How does Heartworm Affect my Pet?
Heartworm infection in the dog can cause damage to the heart, lungs, kidneys, eyes, central nervous system, and the systemic circulation. Affected animals may have no clinical signs initially. In the earlier phases of the disease they may develop a cough, exercise intolerance, or weight loss which may or may not be due to a loss of appetite. In more serious cases, they can go into heart failure, have severe lung disease or have a sudden cardiovascular collapse.
Heartworm disease in the cat can present with mild signs such as a cough, vomiting, decreased energy or weight loss.
For dogs, heartworm disease can be detected by routine blood screening tests, recommended yearly.
It requires a small blood sample and results return within 24 hours.
The screening test detects adult heartworms, so if there is concern of exposure it is important to test a patient 6-7 months after the exposure occurred.
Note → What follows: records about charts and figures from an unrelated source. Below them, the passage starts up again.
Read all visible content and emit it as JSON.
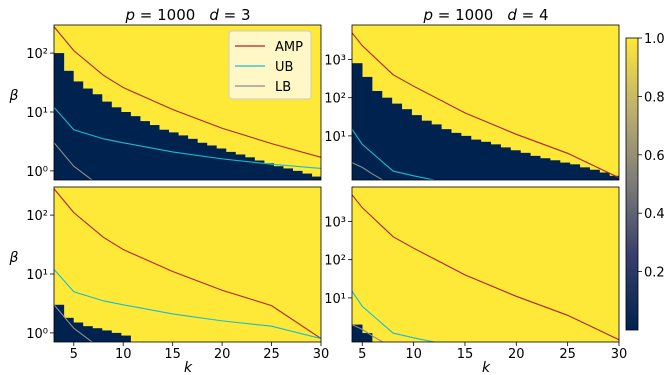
{
  "figure": {
    "colorbar": {
      "ticks": [
        "0.2",
        "0.4",
        "0.6",
        "0.8",
        "1.0"
      ],
      "low_color": "#00224e",
      "high_color": "#fee838"
    },
    "legend": {
      "position": "top-right",
      "panel": 0
    }
  },
  "chart_data": [
    {
      "type": "heatmap",
      "title": "p = 1000   d = 3",
      "title_p": "1000",
      "title_d": "3",
      "xlabel": "",
      "ylabel": "β",
      "x_ticks": [],
      "y_ticks": [
        {
          "v": 1,
          "label": "10⁰"
        },
        {
          "v": 10,
          "label": "10¹"
        },
        {
          "v": 100,
          "label": "10²"
        }
      ],
      "xlim": [
        3,
        30
      ],
      "ylim": [
        0.7,
        300
      ],
      "yscale": "log",
      "heatmap": {
        "k": [
          3,
          4,
          5,
          6,
          7,
          8,
          9,
          10,
          11,
          12,
          13,
          14,
          15,
          16,
          17,
          18,
          19,
          20,
          21,
          22,
          23,
          24,
          25,
          26,
          27,
          28,
          29,
          30
        ],
        "success_threshold": [
          100,
          50,
          33,
          25,
          20,
          15,
          12,
          10,
          8.5,
          7,
          6,
          5,
          4.5,
          4,
          3.5,
          3,
          2.7,
          2.4,
          2.1,
          1.9,
          1.7,
          1.5,
          1.35,
          1.2,
          1.1,
          1.0,
          0.9,
          0.8
        ]
      },
      "series": [
        {
          "name": "AMP",
          "color": "#b22222",
          "x": [
            3,
            5,
            8,
            10,
            15,
            20,
            25,
            30
          ],
          "y": [
            280,
            110,
            42,
            26,
            11,
            5.3,
            2.9,
            1.7
          ]
        },
        {
          "name": "UB",
          "color": "#17becf",
          "x": [
            3,
            5,
            8,
            10,
            15,
            20,
            25,
            30
          ],
          "y": [
            12,
            5,
            3.5,
            3,
            2.1,
            1.6,
            1.3,
            1.1
          ]
        },
        {
          "name": "LB",
          "color": "#8c8c8c",
          "x": [
            3,
            5,
            8,
            10,
            15,
            20,
            25,
            30
          ],
          "y": [
            3,
            1.2,
            0.5,
            0.35,
            0.25,
            0.2,
            0.15,
            0.1
          ]
        }
      ]
    },
    {
      "type": "heatmap",
      "title": "p = 1000   d = 4",
      "title_p": "1000",
      "title_d": "4",
      "xlabel": "",
      "ylabel": "",
      "x_ticks": [],
      "y_ticks": [
        {
          "v": 10,
          "label": "10¹"
        },
        {
          "v": 100,
          "label": "10²"
        },
        {
          "v": 1000,
          "label": "10³"
        }
      ],
      "xlim": [
        4,
        30
      ],
      "ylim": [
        0.7,
        8000
      ],
      "yscale": "log",
      "heatmap": {
        "k": [
          4,
          5,
          6,
          7,
          8,
          9,
          10,
          11,
          12,
          13,
          14,
          15,
          16,
          17,
          18,
          19,
          20,
          21,
          22,
          23,
          24,
          25,
          26,
          27,
          28,
          29,
          30
        ],
        "success_threshold": [
          800,
          350,
          150,
          100,
          70,
          50,
          35,
          25,
          20,
          15,
          12,
          10,
          8,
          7,
          6,
          5,
          4.2,
          3.6,
          3,
          2.6,
          2.3,
          2,
          1.8,
          1.5,
          1.3,
          1.1,
          0.9
        ]
      },
      "series": [
        {
          "name": "AMP",
          "color": "#b22222",
          "x": [
            4,
            5,
            8,
            10,
            15,
            20,
            25,
            30
          ],
          "y": [
            5000,
            2300,
            400,
            200,
            40,
            11,
            3.5,
            0.8
          ]
        },
        {
          "name": "UB",
          "color": "#17becf",
          "x": [
            4,
            5,
            8,
            10,
            12,
            15,
            20,
            30
          ],
          "y": [
            15,
            6,
            1.2,
            0.9,
            0.7,
            0.5,
            0.3,
            0.1
          ]
        },
        {
          "name": "LB",
          "color": "#8c8c8c",
          "x": [
            4,
            5,
            6,
            7,
            8,
            10
          ],
          "y": [
            2,
            1.5,
            1,
            0.7,
            0.5,
            0.3
          ]
        }
      ]
    },
    {
      "type": "heatmap",
      "title": "",
      "xlabel": "k",
      "ylabel": "β",
      "x_ticks": [
        {
          "v": 5,
          "label": "5"
        },
        {
          "v": 10,
          "label": "10"
        },
        {
          "v": 15,
          "label": "15"
        },
        {
          "v": 20,
          "label": "20"
        },
        {
          "v": 25,
          "label": "25"
        },
        {
          "v": 30,
          "label": "30"
        }
      ],
      "y_ticks": [
        {
          "v": 1,
          "label": "10⁰"
        },
        {
          "v": 10,
          "label": "10¹"
        },
        {
          "v": 100,
          "label": "10²"
        }
      ],
      "xlim": [
        3,
        30
      ],
      "ylim": [
        0.7,
        300
      ],
      "yscale": "log",
      "heatmap": {
        "k": [
          3,
          4,
          5,
          6,
          7,
          8,
          9,
          10,
          11,
          12,
          13,
          14,
          15,
          16,
          17,
          18,
          19,
          20,
          21,
          22,
          23,
          24,
          25,
          26,
          27,
          28,
          29,
          30
        ],
        "success_threshold": [
          3,
          1.8,
          1.5,
          1.3,
          1.2,
          1.1,
          1.0,
          0.9,
          0.7,
          0.7,
          0.7,
          0.7,
          0.7,
          0.7,
          0.7,
          0.7,
          0.7,
          0.7,
          0.7,
          0.7,
          0.7,
          0.7,
          0.7,
          0.7,
          0.7,
          0.7,
          0.7,
          0.7
        ]
      },
      "series": [
        {
          "name": "AMP",
          "color": "#b22222",
          "x": [
            3,
            5,
            8,
            10,
            15,
            20,
            25,
            30
          ],
          "y": [
            280,
            110,
            42,
            26,
            11,
            5.3,
            2.9,
            0.8
          ]
        },
        {
          "name": "UB",
          "color": "#17becf",
          "x": [
            3,
            5,
            8,
            10,
            15,
            20,
            25,
            30
          ],
          "y": [
            12,
            5,
            3.5,
            3,
            2.1,
            1.6,
            1.3,
            0.8
          ]
        },
        {
          "name": "LB",
          "color": "#8c8c8c",
          "x": [
            3,
            5,
            8,
            10,
            15,
            20,
            25,
            30
          ],
          "y": [
            3,
            1.2,
            0.5,
            0.35,
            0.25,
            0.2,
            0.15,
            0.1
          ]
        }
      ]
    },
    {
      "type": "heatmap",
      "title": "",
      "xlabel": "k",
      "ylabel": "",
      "x_ticks": [
        {
          "v": 5,
          "label": "5"
        },
        {
          "v": 10,
          "label": "10"
        },
        {
          "v": 15,
          "label": "15"
        },
        {
          "v": 20,
          "label": "20"
        },
        {
          "v": 25,
          "label": "25"
        },
        {
          "v": 30,
          "label": "30"
        }
      ],
      "y_ticks": [
        {
          "v": 10,
          "label": "10¹"
        },
        {
          "v": 100,
          "label": "10²"
        },
        {
          "v": 1000,
          "label": "10³"
        }
      ],
      "xlim": [
        4,
        30
      ],
      "ylim": [
        0.7,
        8000
      ],
      "yscale": "log",
      "heatmap": {
        "k": [
          4,
          5,
          6,
          7,
          8,
          9,
          10,
          11,
          12,
          13,
          14,
          15,
          16,
          17,
          18,
          19,
          20,
          21,
          22,
          23,
          24,
          25,
          26,
          27,
          28,
          29,
          30
        ],
        "success_threshold": [
          2,
          1.2,
          0.7,
          0.7,
          0.7,
          0.7,
          0.7,
          0.7,
          0.7,
          0.7,
          0.7,
          0.7,
          0.7,
          0.7,
          0.7,
          0.7,
          0.7,
          0.7,
          0.7,
          0.7,
          0.7,
          0.7,
          0.7,
          0.7,
          0.7,
          0.7,
          0.7
        ]
      },
      "series": [
        {
          "name": "AMP",
          "color": "#b22222",
          "x": [
            4,
            5,
            8,
            10,
            15,
            20,
            25,
            30
          ],
          "y": [
            5000,
            2300,
            400,
            200,
            40,
            11,
            3.5,
            0.8
          ]
        },
        {
          "name": "UB",
          "color": "#17becf",
          "x": [
            4,
            5,
            8,
            10,
            12,
            15,
            20,
            30
          ],
          "y": [
            15,
            6,
            1.2,
            0.9,
            0.7,
            0.5,
            0.3,
            0.1
          ]
        },
        {
          "name": "LB",
          "color": "#8c8c8c",
          "x": [
            4,
            5,
            6,
            7,
            8,
            10
          ],
          "y": [
            2,
            1.5,
            1,
            0.7,
            0.5,
            0.3
          ]
        }
      ]
    }
  ]
}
It is also important to test patients prior to beginning a heartworm preventive medication program, unless they are under 6 months of age.
Annual testing is necessary to allow early treatment if heartworm disease is detected as well as to ensure the preventive medication given has been successful.
If a patient is positive for heartworm disease, dogs with microfilaria could possibly have a reaction to the preventive. Our treatment recommendations will account for this possibility. The earlier heartworm disease is detected and treated, the better it will be for the patient.
Treatment of a heartworm positive patient
Heartworm disease is a successfully treatable disease in most dogs, but there may be secondary life threatening complications. We determine a treatment plan by the classification of the heartworm disease in the given patient using clinical symptoms and diagnostic testing results. Once the stage is determined a treatment plan is individualized for each patient.
The treatment and medical monitoring does take several months before a final resolution is achieved. Since heartworm disease is preventable, prevention is always the desired form of management.
Unfortunately, there is no safe treatment for heartworm disease in cats.
The indoor/outdoor cat should be tested and placed on preventive medications.
Routine prevention eliminates circulating larva before it becomes an adult worm and reaches the heart – this can occur in as little as 51 days. This is why keeping a strict preventive regimen is extremely important. This typically requires a simple oral preventive (often a chewable “treat”) our patients can enjoy once every 30 days.
Many heartworm preventives also have other medications paired with them to control intestinal worms as well.
Each of our patients is assessed and their individual health conditions is taken into account prior to us recommending and instituting a specific heartworm prevention.